Our guide said that the movie, The Sound of Music, was filmed here, but many facts had been changed for the movie. For instance, the family did not have to climb over any mountains to escape the Nazis. They simply took a train. Indeed, according to Wikipedia, “Some details of (Baron von Trapp’s) escape with his family from Austria were changed in The Sound of Music. In the film, it was stated that he was threatened with death if he did not capitulate to the Nazis. In fact, the Captain had been born into what later became the Italian territory of Zara, so the family members were all Italian citizens, and were able to leave Austria for Italy by train in broad daylight, rather than by hiking over the mountains from Austria to Switzerland in the middle of the night.” Our guide also added that Maria von Trapp “was not as nice as Julie Andrews”!

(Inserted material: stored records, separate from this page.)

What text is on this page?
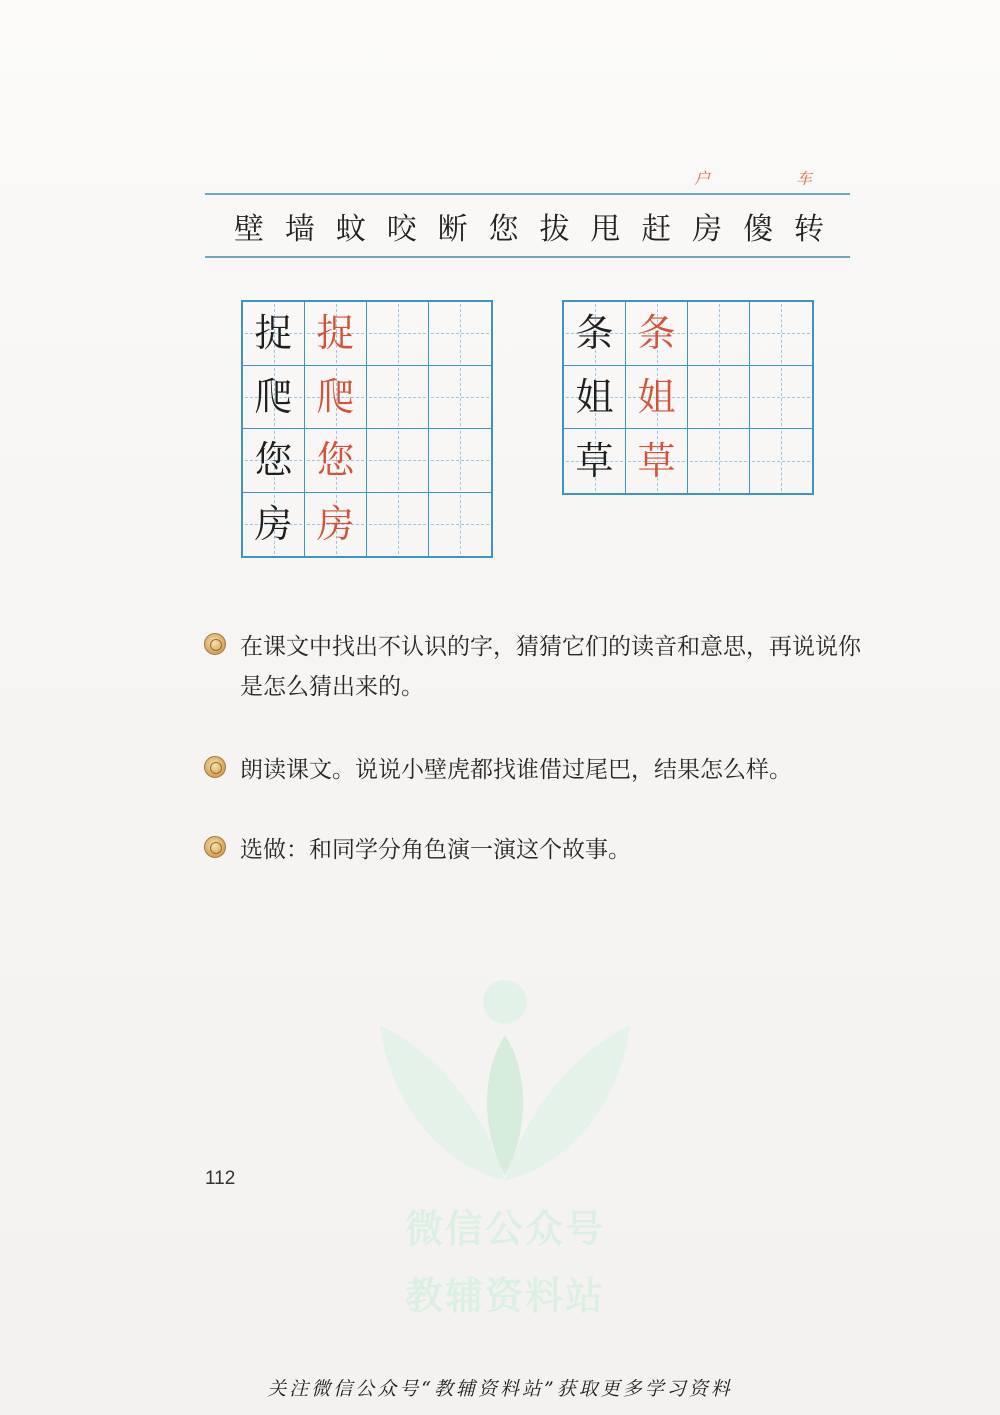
户	车
壁 墙 蚊 咬 断 您 拔 甩 赶 房 傻 转
捉 捉
爬 爬
您 您
房 房
条 条
姐 姐
草 草
在课文中找出不认识的字，猜猜它们的读音和意思，再说说你是怎么猜出来的。
朗读课文。说说小壁虎都找谁借过尾巴，结果怎么样。
选做：和同学分角色演一演这个故事。
微信公众号
教辅资料站
112
关注微信公众号“教辅资料站”获取更多学习资料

Here are my photos of Salzburg during and after our tour of the city.
As our group neared the Salzach River we could see the Staatsbrücke (State Bridge), also known as the “Locks of Love Bridge” because many people had hung hundreds of padlocks on it to symbolize their love for someone. The Staatsbrücke connects the Altstadt (Old Town) of Salzburg on both sides of the river between the Rudolfskai area, near the Altes Rathaus (Old Town Hall), and the Platz/Linzergrasse (the main shopping area in the Altstadt).

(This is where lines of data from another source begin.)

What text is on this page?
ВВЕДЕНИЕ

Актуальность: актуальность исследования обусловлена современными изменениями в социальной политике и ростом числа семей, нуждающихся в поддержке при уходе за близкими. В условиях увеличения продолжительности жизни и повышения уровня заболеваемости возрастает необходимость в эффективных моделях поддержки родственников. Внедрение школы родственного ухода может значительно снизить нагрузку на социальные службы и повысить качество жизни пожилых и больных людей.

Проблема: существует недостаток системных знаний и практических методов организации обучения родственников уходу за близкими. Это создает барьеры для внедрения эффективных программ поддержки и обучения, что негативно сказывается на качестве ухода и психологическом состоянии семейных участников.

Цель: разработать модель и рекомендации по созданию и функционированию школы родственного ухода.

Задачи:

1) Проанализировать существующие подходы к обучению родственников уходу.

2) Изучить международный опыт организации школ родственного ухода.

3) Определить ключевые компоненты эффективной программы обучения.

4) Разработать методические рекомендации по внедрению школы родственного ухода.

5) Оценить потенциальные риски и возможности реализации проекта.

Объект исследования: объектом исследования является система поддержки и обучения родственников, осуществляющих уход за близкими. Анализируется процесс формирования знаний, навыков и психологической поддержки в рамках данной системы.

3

We walked along Getreidegasse street until we came to Mozart’s birth-house (Getreidegasse 9), where he lived with his family from birth to 1773. The house now contains a Mozart museum. I would have liked to go inside, but we didn’t have enough time during the tour.
Then we walked through some gateways and small courtyards until we came to one of the main market square areas, the Alter Markt.

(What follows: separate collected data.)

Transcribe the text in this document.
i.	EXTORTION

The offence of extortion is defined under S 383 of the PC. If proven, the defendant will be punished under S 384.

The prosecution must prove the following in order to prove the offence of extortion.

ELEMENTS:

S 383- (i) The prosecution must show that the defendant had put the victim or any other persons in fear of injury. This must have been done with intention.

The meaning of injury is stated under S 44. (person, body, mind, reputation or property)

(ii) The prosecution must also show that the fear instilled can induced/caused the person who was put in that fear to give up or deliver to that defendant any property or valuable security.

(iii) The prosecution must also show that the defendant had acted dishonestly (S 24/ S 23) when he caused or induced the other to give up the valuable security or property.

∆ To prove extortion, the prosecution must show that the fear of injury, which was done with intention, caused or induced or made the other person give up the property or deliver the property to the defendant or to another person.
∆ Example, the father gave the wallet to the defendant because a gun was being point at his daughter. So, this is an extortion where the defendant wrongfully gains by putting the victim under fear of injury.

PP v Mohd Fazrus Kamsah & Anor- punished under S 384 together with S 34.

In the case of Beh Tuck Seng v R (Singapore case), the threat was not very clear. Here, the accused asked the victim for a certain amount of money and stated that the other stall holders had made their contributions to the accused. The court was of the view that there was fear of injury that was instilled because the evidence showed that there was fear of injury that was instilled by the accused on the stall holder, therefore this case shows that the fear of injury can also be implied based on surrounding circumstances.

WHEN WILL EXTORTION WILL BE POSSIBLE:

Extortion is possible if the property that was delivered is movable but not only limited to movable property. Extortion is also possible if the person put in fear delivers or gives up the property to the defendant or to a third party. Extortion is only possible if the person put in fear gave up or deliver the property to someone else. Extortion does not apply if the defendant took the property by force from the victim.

We went inside the castle to the Panorama Restaurant where, in keeping with our music-themed river cruise, we were treated to a delicious lunch and some classical musicians and singers. They were, of course, singing and playing Mozart’s opera music. It was wonderful!
I decided to skip the dessert so I’d have more time to look around the castle. There were a few small museums inside it, including a Marionette Museum.
I walked back to the shopping areas, where I took a break at Café Tomaselli for coffee, then bought some souvenirs (including a cute little miniature violin with case for Jesse) before I had to meet back at the St. Florian statue with the tour guide and the others at 3:40. Susan and I bought some goodies at the nearby candy store.
We met the tour guide and followed him back to the bus. We left Salzburg for Linz, where we would meet up again with the ship. I had a wonderful time in Salzburg! It was a beautiful and very interesting city.
This was the only photo I took of Linz itself. The guide had told us about the delicious and famous Linzer Tortes that the city is known for, but I didn’t have time to try to find any. I returned to the ship at around 5:30, met back up with Bill, and soon it was time for dinner. After that, the ship left and headed down the Danube toward the gorgeous Wachau Valley and the city of Melk. I spent a lovely day in Salzburg, and Bill also had a good day in Passau and Linz.
More interesting facts that our tour guide told us about Austria and Salzburg:
*Every Austrian man between the ages of 18 and 35 years is required to sign up for military service for a length of at least 6 months.
*The retirement age in Austria is 60 for women and 65 for men.
*University tuition and health care are free for all citizens of Austria. International students are charged about 700 Euros per semester.
*The unemployment rate in Austria is 4.8%–the lowest in the European Union at this time.
*Salzburg is the “most expensive Austrian city” in which to live.